Awww, Jules’ christening!

“Another reason was journalistic: the charms of Al di Là weren't exactly secrets (hence those waits), so what purpose did a fresh look serve?”
Meanwhile, Frank's scrupulous investigations of Spigolo, Frederick’s of Madison, Bette, and recent restaurant Toilet Trends have shed great light on the impact of U.S. intervention in the Middle East.

But the third reason Frank avoided Al di La, I can certainly sympathize with: it’s the same reason I avoid “Lost” and “24.” Everyone’s SOOOOOO fucking into it and you feel like you’ll NEVER catch up and you’re totally alienated in idiot silence around the water cooler, and it’s like, you try, but these insane plotlines make you feel about as perceptive as a dolphin who’s recently had its head run over by a speedboat.

"Lost" script goes through its final editing stages at ABC headquarters.

OK, I’m off topic a bit, but the point is, when everyone is so unanimously in love with something, it makes you want to dig your heels deep into a trench of annoyed skepticism, even, as Frank says, “pure stubbornness: so many Brooklyn friends were so smug in asserting that this little Italian gem was the ideal neighborhood restaurant. Even if they were right, I didn't want to grant them that.”

Why would you? Those oaty Brooklynites would have taken their pride to the streets, inciting lord knows what kind of organic, child-friendly violence.

Only minutes before being sniped by a Manhattan SWAT team, this Brooklynite's drum circle was dangerously smug.

The food isn’t perfect—as per usual, there’s a dry chicken among the missteps. But on the whole, Frank digs the reliable, unaffected fare. And he points out the best tripe on the island, in my opinion at least:

“Al di Là has also been doing its tripe appetizer since the beginning, and I hope it will do its tripe appetizer until the end. Blissfully slimy and appropriately chewy, the tripe is cooked and served in a bath of white wine, soffritto and tomatoes, with grilled peasant bread that you can, and should, use to mop up the liquid remnants.”

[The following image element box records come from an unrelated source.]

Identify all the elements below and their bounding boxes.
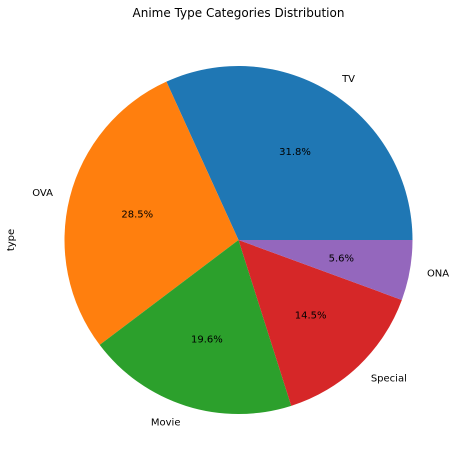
- pie-slice-special: [238, 240, 402, 406]
- percent-label-ona: 5.6%: [329, 253, 354, 264]
- pie-slices: [64, 66, 413, 415]
- slice-label-movie: Movie: [151, 417, 181, 428]
- slice-label-ona: ONA: [427, 268, 449, 279]
- percent-label-ova: 28.5%: [121, 209, 153, 220]
- percent-label-special: 14.5%: [295, 310, 327, 321]
- slice-label-tv: TV: [341, 74, 355, 85]
- pie-slice-ova: [64, 81, 239, 345]
- y-axis-label: type: [6, 229, 17, 251]
- percent-label-movie: 19.6%: [191, 334, 223, 345]
- chart-title: Anime Type Categories Distribution: [133, 6, 345, 20]
- pie-slice-ona: [238, 240, 413, 300]
- pie-labels: TV 31.8% OVA 28.5% Movie 19.6% Special 14.5% ONA…: [32, 74, 449, 428]
- slice-label-ova: OVA: [32, 188, 53, 199]
- slice-label-special: Special: [371, 373, 407, 384]
- pie-slice-movie: [99, 240, 292, 415]
- pie-slice-tv: [166, 66, 413, 241]
- percent-label-tv: 31.8%: [279, 147, 311, 158]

Mop the liquid remnants… Nice one, Cyrano de Bergerac. Delicately put. Sounds more like what you do if a fourth grader pukes in the computer lab.

"Not another one...They have GOT to stop studying flight simulators..."

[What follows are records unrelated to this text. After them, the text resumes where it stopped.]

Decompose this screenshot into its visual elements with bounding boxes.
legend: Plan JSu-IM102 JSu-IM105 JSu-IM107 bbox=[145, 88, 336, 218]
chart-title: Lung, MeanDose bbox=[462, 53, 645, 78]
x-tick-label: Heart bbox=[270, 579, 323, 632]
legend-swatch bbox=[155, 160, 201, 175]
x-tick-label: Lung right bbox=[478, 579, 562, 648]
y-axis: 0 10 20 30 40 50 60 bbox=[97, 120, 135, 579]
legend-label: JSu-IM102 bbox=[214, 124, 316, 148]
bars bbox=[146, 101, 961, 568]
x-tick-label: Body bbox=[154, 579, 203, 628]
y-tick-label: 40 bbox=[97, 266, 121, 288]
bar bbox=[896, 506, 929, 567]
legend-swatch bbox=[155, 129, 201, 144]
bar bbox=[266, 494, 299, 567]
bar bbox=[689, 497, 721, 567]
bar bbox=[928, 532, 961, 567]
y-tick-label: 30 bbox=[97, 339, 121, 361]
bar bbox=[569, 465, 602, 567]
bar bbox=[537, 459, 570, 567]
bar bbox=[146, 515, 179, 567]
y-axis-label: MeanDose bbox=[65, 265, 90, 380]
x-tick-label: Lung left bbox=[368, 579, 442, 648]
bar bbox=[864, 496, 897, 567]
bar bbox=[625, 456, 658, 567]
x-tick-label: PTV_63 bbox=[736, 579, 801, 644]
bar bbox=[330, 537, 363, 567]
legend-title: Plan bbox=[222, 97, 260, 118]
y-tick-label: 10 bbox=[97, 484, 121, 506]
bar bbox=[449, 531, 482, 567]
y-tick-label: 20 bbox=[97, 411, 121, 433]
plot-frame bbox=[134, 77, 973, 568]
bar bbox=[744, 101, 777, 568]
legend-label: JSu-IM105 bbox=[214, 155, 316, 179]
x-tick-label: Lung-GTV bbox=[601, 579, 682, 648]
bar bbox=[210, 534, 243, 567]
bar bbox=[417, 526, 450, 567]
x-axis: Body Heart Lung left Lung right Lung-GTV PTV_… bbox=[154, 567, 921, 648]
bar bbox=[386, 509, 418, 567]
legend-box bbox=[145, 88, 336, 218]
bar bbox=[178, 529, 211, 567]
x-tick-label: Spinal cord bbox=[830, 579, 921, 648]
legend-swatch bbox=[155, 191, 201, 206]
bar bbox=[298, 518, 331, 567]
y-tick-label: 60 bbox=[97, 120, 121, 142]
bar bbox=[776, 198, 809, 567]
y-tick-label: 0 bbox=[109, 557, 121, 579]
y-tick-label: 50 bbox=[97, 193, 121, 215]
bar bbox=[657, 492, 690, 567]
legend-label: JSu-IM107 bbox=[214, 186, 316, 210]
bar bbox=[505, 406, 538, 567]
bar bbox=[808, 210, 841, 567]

But either way, we’re agreed that the maneuver’s pretty essential.

In conclusion, "Al di Là, whose name is a kind of Italian double entendre, referring literally to 'the other side' and figuratively to the great beyond, beckons and rightfully attracts food lovers from far and wide, their local prejudices trumped by its universal appeal."

In other words: “You weren’t just being your cozy, prideful selves again, Brooklyn; this place is great. Now go to the Food Co-Op and roll in some trail mix while I retreat to my chateau to tickle my fanny with the tattered pages of a classic novel."
Man, it just makes me feel small and hanicapped.

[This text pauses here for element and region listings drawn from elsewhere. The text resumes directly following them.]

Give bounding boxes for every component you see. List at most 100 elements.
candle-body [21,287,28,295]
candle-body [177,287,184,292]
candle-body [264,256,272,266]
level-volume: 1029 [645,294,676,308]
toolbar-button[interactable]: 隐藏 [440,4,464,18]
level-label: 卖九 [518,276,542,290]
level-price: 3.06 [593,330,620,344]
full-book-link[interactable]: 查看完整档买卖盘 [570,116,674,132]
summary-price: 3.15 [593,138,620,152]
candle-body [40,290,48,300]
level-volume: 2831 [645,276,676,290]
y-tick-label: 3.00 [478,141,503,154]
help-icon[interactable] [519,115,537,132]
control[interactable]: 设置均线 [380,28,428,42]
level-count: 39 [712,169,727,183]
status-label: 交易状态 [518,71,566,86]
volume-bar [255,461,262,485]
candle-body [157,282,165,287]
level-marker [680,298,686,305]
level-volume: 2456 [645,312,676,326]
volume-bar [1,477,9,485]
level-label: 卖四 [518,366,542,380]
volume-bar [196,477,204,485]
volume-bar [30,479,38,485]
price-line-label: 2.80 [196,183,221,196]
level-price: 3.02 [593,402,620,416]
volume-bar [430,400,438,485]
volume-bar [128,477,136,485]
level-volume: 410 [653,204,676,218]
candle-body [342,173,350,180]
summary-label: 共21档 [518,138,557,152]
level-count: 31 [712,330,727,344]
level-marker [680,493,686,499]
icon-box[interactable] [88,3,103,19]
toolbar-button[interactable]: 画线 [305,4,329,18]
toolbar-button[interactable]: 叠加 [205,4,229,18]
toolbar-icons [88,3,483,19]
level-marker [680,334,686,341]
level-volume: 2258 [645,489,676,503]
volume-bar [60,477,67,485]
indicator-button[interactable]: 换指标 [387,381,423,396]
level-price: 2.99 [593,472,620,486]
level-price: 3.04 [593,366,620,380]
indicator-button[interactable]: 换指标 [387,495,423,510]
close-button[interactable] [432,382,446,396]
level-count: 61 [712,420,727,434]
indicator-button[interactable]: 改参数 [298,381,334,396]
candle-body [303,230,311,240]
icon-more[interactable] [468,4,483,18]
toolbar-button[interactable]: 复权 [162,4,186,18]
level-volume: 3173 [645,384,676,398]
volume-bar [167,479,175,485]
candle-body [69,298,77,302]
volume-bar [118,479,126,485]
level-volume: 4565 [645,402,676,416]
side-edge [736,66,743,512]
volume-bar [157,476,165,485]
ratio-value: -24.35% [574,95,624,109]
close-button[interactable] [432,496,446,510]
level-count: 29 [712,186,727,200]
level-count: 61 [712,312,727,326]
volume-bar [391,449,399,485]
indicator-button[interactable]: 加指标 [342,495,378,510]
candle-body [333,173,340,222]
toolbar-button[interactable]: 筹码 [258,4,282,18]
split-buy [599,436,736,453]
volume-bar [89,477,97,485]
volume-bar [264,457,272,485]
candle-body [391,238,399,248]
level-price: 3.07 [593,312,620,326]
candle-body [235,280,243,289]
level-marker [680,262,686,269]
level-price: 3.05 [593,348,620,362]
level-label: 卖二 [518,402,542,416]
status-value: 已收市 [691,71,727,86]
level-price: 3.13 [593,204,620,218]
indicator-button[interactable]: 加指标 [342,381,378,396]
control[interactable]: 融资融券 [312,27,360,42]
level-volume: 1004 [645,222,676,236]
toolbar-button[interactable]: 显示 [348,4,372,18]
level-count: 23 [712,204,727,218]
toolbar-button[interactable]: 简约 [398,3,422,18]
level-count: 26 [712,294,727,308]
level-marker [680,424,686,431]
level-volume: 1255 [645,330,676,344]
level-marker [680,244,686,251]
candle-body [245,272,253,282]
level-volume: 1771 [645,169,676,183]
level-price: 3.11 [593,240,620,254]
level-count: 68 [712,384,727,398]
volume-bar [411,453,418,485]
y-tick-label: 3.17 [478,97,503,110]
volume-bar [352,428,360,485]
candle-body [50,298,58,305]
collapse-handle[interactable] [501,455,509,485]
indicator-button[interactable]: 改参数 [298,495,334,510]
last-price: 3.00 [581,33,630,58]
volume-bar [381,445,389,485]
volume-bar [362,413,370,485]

And now, if you'll excuse me, my ride is here.


Blogger Justin Kreutzmann said...

OK, note to self, next time in new York call Jules and go to this mythical Al di La.

Though, in addiction, try and pull some strings as to avoid the 2 hour wait outside.

3:33 PM, January 16, 2006  
Blogger arnheim Lieber said...

Shoot! I'll go out to Park Slope just to hang out in the lezzie bars! Can you say bull dyke in Italian?

7:35 PM, January 16, 2006  
Anonymous audaxminor said...

"Mop the liquid remnants" made me laugh out loud! What a great pin prick in that pompous windbag! Brava!

9:52 PM, January 16, 2006  
Blogger Jules said...

People really take you up on declarations like the one I made, turns out. I went to Al di La last night and it was tripe-licious, as usual. Although I drank WAY. TOO. MUCH. (The fault of their perilously affordable/interesting wine list.)

6:39 PM, January 17, 2006  
Blogger Ben said...

Hey this is actually Kate. I cried laughing as I read this, and then cried crying bc I got realllly homesick. Can we all go there when we get home? Preeeease?

1:32 PM, January 24, 2006  
Blogger Jules said...

Wow Kate! Checking in all theway from Georgia-the-Country!

Yes, when you get home, we can definitely have some Al di La. I'm a biatch of my word, you know that.